6 & 7

1K 79 2
                                    

Aku sengaja bikin Babnya, soalnya kepanjangan kalau untuk satu bab.




Bab 6

B 16-21

Waktu menunjukkan pukul 1 malam, hiruk pikuk dunia malam membuat Jakarta tidak pernah senyam-sunyi. Salah satu club malam menjadi tempat pilihan Raka, Mike, Doni, dan Erga, menghabiskan waktu. Mereka menyukai club ini karena difasilitasi meja bilyard di lantai teratas. Kaca dinding di depan meja bilyard bisa melihat pemandangan ke bawah tempat orang yang berjoget ditemani DJ.

Doni yang bersiap melakukan push out dalam bola bilyard mulai risih dengan gerak-gerik Raka. Cowok itu membalik-balikan ponsel di tangannya. Wajahnya tampak berfikir.

"Banting aja banting! Atau kasih gue hape lo. Amal, dari pada lo puter-puter terus kan kasian hape-nya pusing," ujar Doni memutar bola mata pada Raka.

"Bacot! Sodok aja bola lo. Kebanyakan strategi! Setahun baru nyodok bolanya," cibir Raka. Matanya menunjuk bola yang digantung Doni seperti hubungan.

"Sabar dong, gue kan pengen nembak sekali langsung gol," tukas Doni, lalu menyodok bolanya. Ternyata meleset, cowok itu mendengus kesal. Raka tertawa meledek.

Erga tersenyum licik. "Lo lagi mikirin Dede gemes ya? Sosor terus jangan kasih longgar. Body sama mukanya nyaris sempurna, Rak."

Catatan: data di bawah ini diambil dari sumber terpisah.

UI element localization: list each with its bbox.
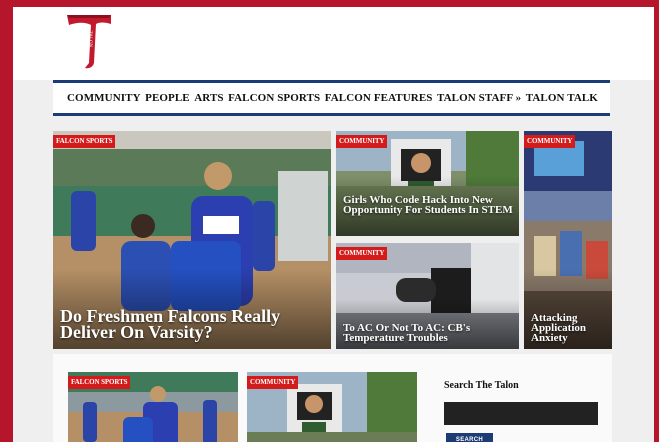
category-tag[interactable]: COMMUNITY — [336, 135, 388, 148]
story-headline[interactable]: Girls Who Code Hack Into New Opportunity… — [343, 194, 513, 215]
category-tag[interactable]: COMMUNITY — [524, 135, 576, 148]
nav-falcon-features[interactable]: FALCON FEATURES — [325, 92, 433, 104]
talon-logo[interactable]: TALON — [65, 13, 113, 69]
lower-card-2[interactable]: COMMUNITY — [247, 372, 417, 442]
category-tag[interactable]: FALCON SPORTS — [68, 376, 131, 389]
search-button[interactable]: SEARCH — [446, 433, 493, 442]
lower-card-1[interactable]: FALCON SPORTS — [68, 372, 238, 442]
category-tag[interactable]: COMMUNITY — [336, 247, 388, 260]
main-nav: COMMUNITY PEOPLE ARTS FALCON SPORTS FALC… — [53, 80, 610, 116]
story-headline[interactable]: Do Freshmen Falcons Really Deliver On Va… — [60, 307, 325, 342]
logo-lettering: TALON — [87, 31, 92, 48]
featured-story-3[interactable]: COMMUNITY To AC Or Not To AC: CB's Tempe… — [336, 243, 519, 349]
story-headline[interactable]: Attacking Application Anxiety — [531, 312, 606, 343]
search-title: Search The Talon — [444, 380, 519, 391]
featured-story-1[interactable]: FALCON SPORTS Do Freshmen Falcons Really… — [53, 131, 331, 349]
story-headline[interactable]: To AC Or Not To AC: CB's Temperature Tro… — [343, 322, 513, 343]
nav-arts[interactable]: ARTS — [194, 92, 223, 104]
nav-community[interactable]: COMMUNITY — [67, 92, 141, 104]
featured-story-2[interactable]: COMMUNITY Girls Who Code Hack Into New O… — [336, 131, 519, 236]
nav-people[interactable]: PEOPLE — [145, 92, 190, 104]
category-tag[interactable]: FALCON SPORTS — [53, 135, 116, 148]
masthead: TALON — [13, 7, 654, 80]
nav-talon-talk[interactable]: TALON TALK — [526, 92, 598, 104]
nav-talon-staff[interactable]: TALON STAFF » — [437, 92, 521, 104]
category-tag[interactable]: COMMUNITY — [247, 376, 299, 389]
page: TALON COMMUNITY PEOPLE ARTS FALCON SPORT… — [13, 7, 654, 442]
search-input[interactable] — [444, 402, 598, 425]
featured-story-4[interactable]: COMMUNITY Attacking Application Anxiety — [524, 131, 612, 349]
nav-falcon-sports[interactable]: FALCON SPORTS — [228, 92, 320, 104]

"Lo serius mau deketin anak SMA, Raka?" tanya Mike, menautkan kedua alisnya. Segitu banyaknya anak cewek di kampus mereka yang cakep-cakep. Kenapa Nayla? Mike bingung.

"Yang lebih dari Nayla, lo tolak. Padahal mereka cantik, sexy terus bukan anak SMA lagi. Yakin berlabuh di hati cewek itu? Manja lagi anaknya." Erga mengeleng di tempatnya berdiri memegang tongkatnya.

Mike mengambil minuman beningnya, sambil melirik pelayan wanita yang mundar-mandir dengan pakaian seragam kurang bahan. Cowok itu bersiul menatap paha mulus dan buah dada yang menonjol.

Raka tidak menggubris ledekan kawan-kawannya. Tapi tebakan mereka benar. Cowok itu sedang memikirkan Nayla, cewek yang mengganggu pikirannya semenjak turun gunung. Pandangannya kini beralih pada Doni, temannya itu sedang menggoda pelayan yang sedang menyusun bola. Salah satu hoby Doni mengumpulkan nomor-nomor cewek.

"Kalo lo nggak garcep, bisa ditikung Doni Rak." Erga mengompori.

Mood Raka hilang untuk menyodok bola. "Gue cabut duluan. Nggak mood main bilyard." Raka melangkah dengan santai tanpa perduli teriakan temannya.

"Boy, pembicaraan kita belum selesai. Lo kemana?" teriak Doni, kedua kawannya yang lain tertawa menatapi kepergian Raka.

Cowok berbalut jaket kulit dan celana robek itu hanya melambaikan tangannya ke belakang sambil berjalan.

Raka menghentikan motor di depan rumah mewah kalangan elite, daerah Menteng. Dia melangkah ke rumah bergaya klasik itu sampai ke anak tangga menuju kamarnya.

"Den. Den Raka kok tumben?" teriak wanita bertubuh subur dan tinggi yang ala kadarnya.

"Tumben apa Bi Surti? Tumben nggak pulang pagi," jawab Raka menghentikan langkahnya melihat Bi Surti. Wanita itu adalah asisten rumahnya yang sudah bekerja puluhan tahun di keluarganya.

Bi Surti tersenyum. "Iya tumben nggak pulang pagi," kata Bi Surti. "Anu, Den. Bapa sama Ibu lagi ada urusan keluar kota," tambahnya lagi dengan ragu.

"Raka tau Bi. Mereka selalu ada urusan nggak pernah nggak. Bilang saja sama Papa suruh transfer uang ke rekening Raka," kata Raka seraya melanjutkan langkahnya.

"Transfer buat apa Den kalau ditanya Bapa?" teriak Bi Surti dengan wajah mendongak ke atas.

"Buat beli rumah," jawab Raka asal. Cowok itu tersenyum, dia suka sekali menjahili Bi Surti.